Am 24. Mai 2025 fand im Kulturhaus Emailwerk ein großes Fest anlässlich des 20-jährigen Bestehens statt. Über 200 Gäste waren der Einladung gefolgt, vor allem Menschen, die seit vielen Jahren hinter dieser Idee standen und stehen und jene, die sie unterstützt haben.

Von Leo Fellinger
Freunde und Förderer, Kooperationspartner, mit denen viel entstanden ist die letzten 20 Jahre – Programme, Workshops, Kunstreisen, Denkwerkstätten, Ausstellungen, Zukunftsprojekte und sogar Bücher. Mit all diesen Menschen die Anerkennung zu teilen, die dieses Haus tagtäglich erfährt, war der eigentliche Sinn dieses Festes, das von mir moderiert wurde.
Darüber hinaus ist das 20-Jahre-Jubiläum auch Anlass zu einem Generationenwechsel in der operativen Führung des Hauses. Ab sofort steht ein Kollektiv an der operativen Spitze, bestehend aus drei Personen, die die gemeinsame Leitung des Emailwerks übernehmen. Diese neue Form der Führungskultur, der sich die Drei stellen, schafft aber die Möglichkeit, die kollektive Intelligenz, das kollektive Wissen, die Unterschiedlichkeit der Charaktere für eine breiter aufgestellte und effizientere Entscheidungsfindung zu nutzen.

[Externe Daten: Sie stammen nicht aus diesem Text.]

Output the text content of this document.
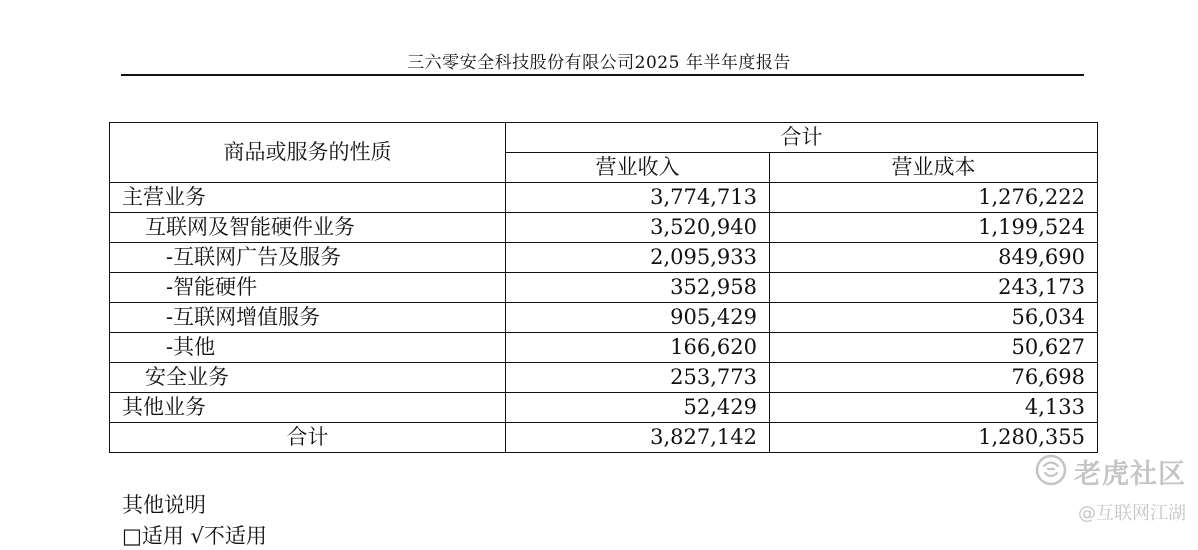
三六零安全科技股份有限公司2025 年半年度报告
商品或服务的性质	合计	
	营业收入	营业成本
主营业务	3,774,713	1,276,222
互联网及智能硬件业务	3,520,940	1,199,524
-互联网广告及服务	2,095,933	849,690
-智能硬件	352,958	243,173
-互联网增值服务	905,429	56,034
-其他	166,620	50,627
安全业务	253,773	76,698
其他业务	52,429	4,133
合计	3,827,142	1,280,355
其他说明
□适用 √不适用
老虎社区
@互联网江湖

Damit dieses neue Team – bestehend aus MELINA FELLINGER, NICOLE HANSEL und DAVID KNAPP – ins Arbeiten kommt, wird VERENA FELLINGER die vom ersten Tag bis zum heutigen, Kunstbox-Geschäftsführerin war, in den ehrenamtlichen Vorstand wechseln und dort ab sofort an der Seite von Vorstands-Vorsitzenden Leo Fellinger für die Finanzen verantwortlich zeichnen.
Dieser Abend war daher auch geprägt von diesem Wechsel und der Anerkennung für 20 Jahre Geschäftsführung. Neben den Dankreden von Vorstand, Bürgermeister Konrad Pieringer und Kulturstadtrat Florian Fleissner (war doch die Errichtung des Kulturhauses im Jahr 2005 auch für die Stadtentwicklung Seekirchens ein überaus wichtiger Schritt), berührte besonders ein Video, in dem unzählige Künstler*innen aus In- und Ausland ihre Wertschätzung für 20 Jahre Kulturarbeit ausdrückten. Verena Fellinger setzte ihrerseits einen ganz anderen Höhepunkt – sie präsentierte einen kleinen Anekdoten-Band mit besonderen und komischen Ereignissen aus zwei Jahrzehnten, die die Besucher*innen dann als Gastgeschenk mit nach Hause nehmen konnten.